When lockdown happened in March 2020, Dad and I would FaceTime almost every day. It was hard not seeing each other, but our priority was to keep him safe. 

It was terrifying when in December that year, Dad started showing symptoms of Covid-19. He deteriorated and was taken to hospital. In January 2021, just a month after contracting the virus, he died. We were all heartbroken. 

Death during the pandemic has been very different – and very traumatic. It’s customary in my culture when someone dies to have 12 days of prayer, which we couldn’t do in person. However, over 500 families joined us on Zoom daily which meant a lot and was testament to the incredible legacy of love he leaves behind.

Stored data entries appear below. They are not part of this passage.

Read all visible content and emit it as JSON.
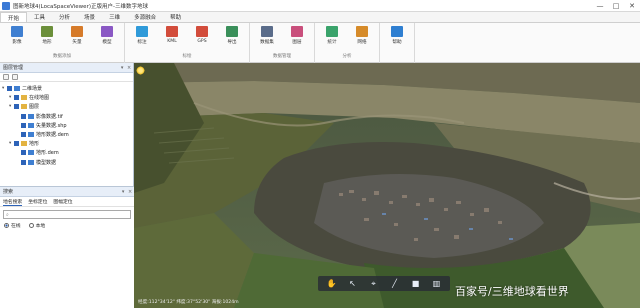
{
  "window": {
    "title": "图新地球4(LocaSpaceViewer)正版用户-三维数字地球",
    "controls": [
      "—",
      "□",
      "✕"
    ]
  },
  "menu": {
    "items": [
      "开始",
      "工具",
      "分析",
      "场景",
      "三维",
      "多源融合",
      "帮助"
    ],
    "active_index": 0
  },
  "ribbon": {
    "groups": [
      {
        "label": "数据添加",
        "tools": [
          {
            "label": "影像",
            "icon": "image-icon",
            "color": "#3f7fd1"
          },
          {
            "label": "地形",
            "icon": "terrain-icon",
            "color": "#6b8f3a"
          },
          {
            "label": "矢量",
            "icon": "vector-icon",
            "color": "#d67b2a"
          },
          {
            "label": "模型",
            "icon": "model-icon",
            "color": "#8a58c4"
          }
        ]
      },
      {
        "label": "标绘",
        "tools": [
          {
            "label": "标注",
            "icon": "pin-icon",
            "color": "#2f9ad9"
          },
          {
            "label": "KML",
            "icon": "kml-icon",
            "color": "#d24c3b"
          },
          {
            "label": "GPS",
            "icon": "gps-icon",
            "color": "#d24c3b"
          },
          {
            "label": "导出",
            "icon": "export-icon",
            "color": "#3a8f5a"
          }
        ]
      },
      {
        "label": "数据管理",
        "tools": [
          {
            "label": "数据集",
            "icon": "dataset-icon",
            "color": "#5a6c8a"
          },
          {
            "label": "图层",
            "icon": "layer-icon",
            "color": "#c94f7c"
          }
        ]
      },
      {
        "label": "分析",
        "tools": [
          {
            "label": "统计",
            "icon": "stats-icon",
            "color": "#3aa36b"
          },
          {
            "label": "网络",
            "icon": "network-icon",
            "color": "#d68b2a"
          }
        ]
      },
      {
        "label": "",
        "tools": [
          {
            "label": "帮助",
            "icon": "help-icon",
            "color": "#2f7fd1"
          }
        ]
      }
    ]
  },
  "layers_panel": {
    "title": "图层管理",
    "items": [
      {
        "label": "二维场景",
        "depth": 0,
        "icon": "globe-icon",
        "color": "#3f7fd1"
      },
      {
        "label": "在线地图",
        "depth": 1,
        "icon": "folder-icon",
        "color": "#e3b341"
      },
      {
        "label": "图层",
        "depth": 1,
        "icon": "folder-icon",
        "color": "#e3b341"
      },
      {
        "label": "影像数据.tif",
        "depth": 2,
        "icon": "image-icon",
        "color": "#3f7fd1"
      },
      {
        "label": "矢量数据.shp",
        "depth": 2,
        "icon": "vector-icon",
        "color": "#3f7fd1"
      },
      {
        "label": "地形数据.dem",
        "depth": 2,
        "icon": "terrain-icon",
        "color": "#3f7fd1"
      },
      {
        "label": "地形",
        "depth": 1,
        "icon": "folder-icon",
        "color": "#e3b341"
      },
      {
        "label": "地形.dem",
        "depth": 2,
        "icon": "terrain-icon",
        "color": "#3f7fd1"
      },
      {
        "label": "模型数据",
        "depth": 2,
        "icon": "model-icon",
        "color": "#3f7fd1"
      }
    ]
  },
  "search_panel": {
    "title": "搜索",
    "tabs": [
      "地名搜索",
      "坐标定位",
      "图幅定位"
    ],
    "active_tab": 0,
    "radios": [
      {
        "label": "在线",
        "checked": true
      },
      {
        "label": "本地"
      }
    ]
  },
  "map": {
    "coordinates_text": "经度:112°34'12\" 纬度:37°52'30\" 海拔:1024m",
    "toolbar": [
      {
        "name": "pan-tool",
        "glyph": "✋"
      },
      {
        "name": "select-tool",
        "glyph": "↖"
      },
      {
        "name": "point-tool",
        "glyph": "⌖"
      },
      {
        "name": "line-tool",
        "glyph": "╱"
      },
      {
        "name": "polygon-tool",
        "glyph": "■"
      },
      {
        "name": "measure-tool",
        "glyph": "▥"
      }
    ]
  },
  "watermark": "百家号/三维地球看世界"
}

When I went back to work as a grief & loss coach, I wondered if it might be tough helping people through loss while grieving myself, but it feels like the biggest privilege that my clients trust me with their own emotions, and was actually very healing.

The most important thing when it comes to processing grief is being open with how you feel. You don’t have to be strong, or to pretend everything is okay. I have allowed myself to cry, and I often talk to Dad. I wanted a place where I could sit quietly and remember him, and so I decided to create a memorial bench in my garden surrounded by red and yellow roses, a fitting tribute for Dad. 

The bench takes pride of place in our London garden; Dad would love it, especially as it gets the sun through most of the day. While we will never forget those we’ve lost, we can slowly learn to heal by holding on to the love and the memories and building a life around them.